L'apprentissage à la rescousse

Quels sont les leviers que la ministre compte actionner ? L'apprentissage et le statut d'étudiant entrepreneur. En plaidant pour un renforcement de l'apprentissage, Najat Vallaud-Belkacem adopte un discours qui contredit les récentes mesures prises par le gouvernement dans ce domaine, les crédits accordés à l'apprentissage ayant été réduits dans la loi de finances 2014. Parmi les mesures décidées par le gouvernement, qui permettraient selon certains de financer les contrats d'avenir, citons la réduction du crédit d'impôt apprentissage accordé aux entreprises et la suppression du régime des indemnités compensatrices forfaitaires au profit d'une prime à l'apprentissage moins coûteuse pour les finances publiques.

Moins d'apprentis

Conjuguée aux difficultés économiques des entreprises qui n'ont plus les moyens de prendre des jeunes, même en alternance, cette diminution des moyens devrait rendre l'objectif du gouvernement de former 500.000 apprentis d'ici 2017 compliqué à atteindre. D'autant plus que l'apprentissage est en perte de vitesse. L'année dernière, 273.000 jeunes sont entrés en apprentissage, soit 8,1% de moins qu'en 2012. Ce recul est inédit depuis 2005, le nombre d'apprentis s'inscrivant toujours en hausse depuis cette date, à l'exception de 2009.

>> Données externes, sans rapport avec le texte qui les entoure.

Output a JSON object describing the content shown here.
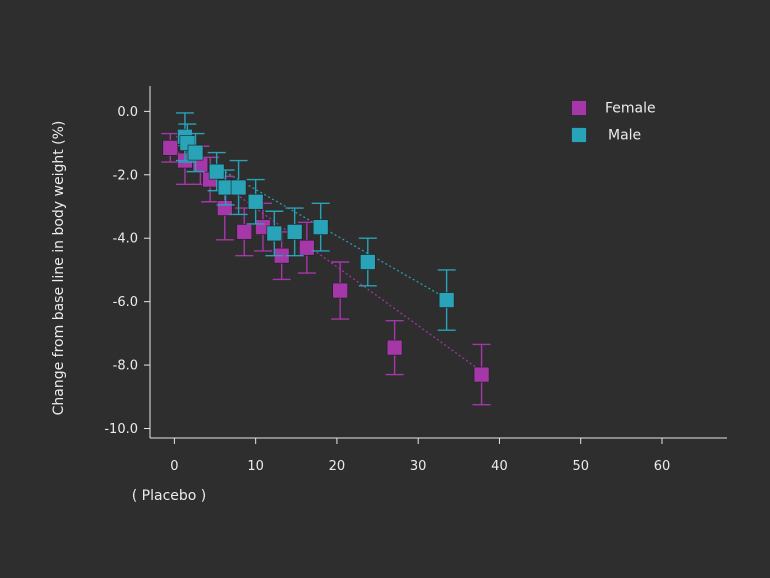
{
  "chart_data": {
    "type": "scatter",
    "title": "",
    "xlabel": "",
    "ylabel": "Change from base line in body weight (%)",
    "x_note": "( Placebo )",
    "xlim": [
      -3,
      68
    ],
    "ylim": [
      -10.3,
      0.8
    ],
    "xticks": [
      0,
      10,
      20,
      30,
      40,
      50,
      60
    ],
    "yticks": [
      0,
      -2,
      -4,
      -6,
      -8,
      -10
    ],
    "ytick_labels": [
      "0.0",
      "-2.0",
      "-4.0",
      "-6.0",
      "-8.0",
      "-10.0"
    ],
    "grid": false,
    "legend_position": "top-right",
    "series": [
      {
        "name": "Female",
        "color": "#a637a8",
        "points": [
          {
            "x": -0.5,
            "y": -1.15,
            "err": 0.45
          },
          {
            "x": 1.3,
            "y": -1.55,
            "err": 0.75
          },
          {
            "x": 3.2,
            "y": -1.7,
            "err": 0.6
          },
          {
            "x": 4.4,
            "y": -2.15,
            "err": 0.7
          },
          {
            "x": 6.2,
            "y": -3.05,
            "err": 1.0
          },
          {
            "x": 8.6,
            "y": -3.8,
            "err": 0.75
          },
          {
            "x": 10.9,
            "y": -3.65,
            "err": 0.75
          },
          {
            "x": 13.2,
            "y": -4.55,
            "err": 0.75
          },
          {
            "x": 16.3,
            "y": -4.3,
            "err": 0.8
          },
          {
            "x": 20.4,
            "y": -5.65,
            "err": 0.9
          },
          {
            "x": 27.1,
            "y": -7.45,
            "err": 0.85
          },
          {
            "x": 37.8,
            "y": -8.3,
            "err": 0.95
          }
        ],
        "trend": [
          [
            0,
            -1.2
          ],
          [
            37.8,
            -8.2
          ]
        ]
      },
      {
        "name": "Male",
        "color": "#29a3b8",
        "points": [
          {
            "x": 1.3,
            "y": -0.8,
            "err": 0.75
          },
          {
            "x": 1.6,
            "y": -1.0,
            "err": 0.6
          },
          {
            "x": 2.6,
            "y": -1.3,
            "err": 0.6
          },
          {
            "x": 5.2,
            "y": -1.9,
            "err": 0.6
          },
          {
            "x": 6.3,
            "y": -2.4,
            "err": 0.55
          },
          {
            "x": 7.9,
            "y": -2.4,
            "err": 0.85
          },
          {
            "x": 10.0,
            "y": -2.85,
            "err": 0.7
          },
          {
            "x": 12.3,
            "y": -3.85,
            "err": 0.7
          },
          {
            "x": 14.8,
            "y": -3.8,
            "err": 0.75
          },
          {
            "x": 18.0,
            "y": -3.65,
            "err": 0.75
          },
          {
            "x": 23.8,
            "y": -4.75,
            "err": 0.75
          },
          {
            "x": 33.5,
            "y": -5.95,
            "err": 0.95
          }
        ],
        "trend": [
          [
            0,
            -1.0
          ],
          [
            33.5,
            -5.9
          ]
        ]
      }
    ]
  }
}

La question du financement est-elle la seule à laquelle il convient de répondre en urgence ? Il faudrait également envisager de réformer l'enseignement professionnel. Selon un sondage IFOP pour AGEFA-PME récemment publié, 51 % des patrons de PME, bien qu'ils plébiscitent l'apprentissage, estiment en effet que l'enseignement professionnel n'est pas assez adapté à leurs besoins.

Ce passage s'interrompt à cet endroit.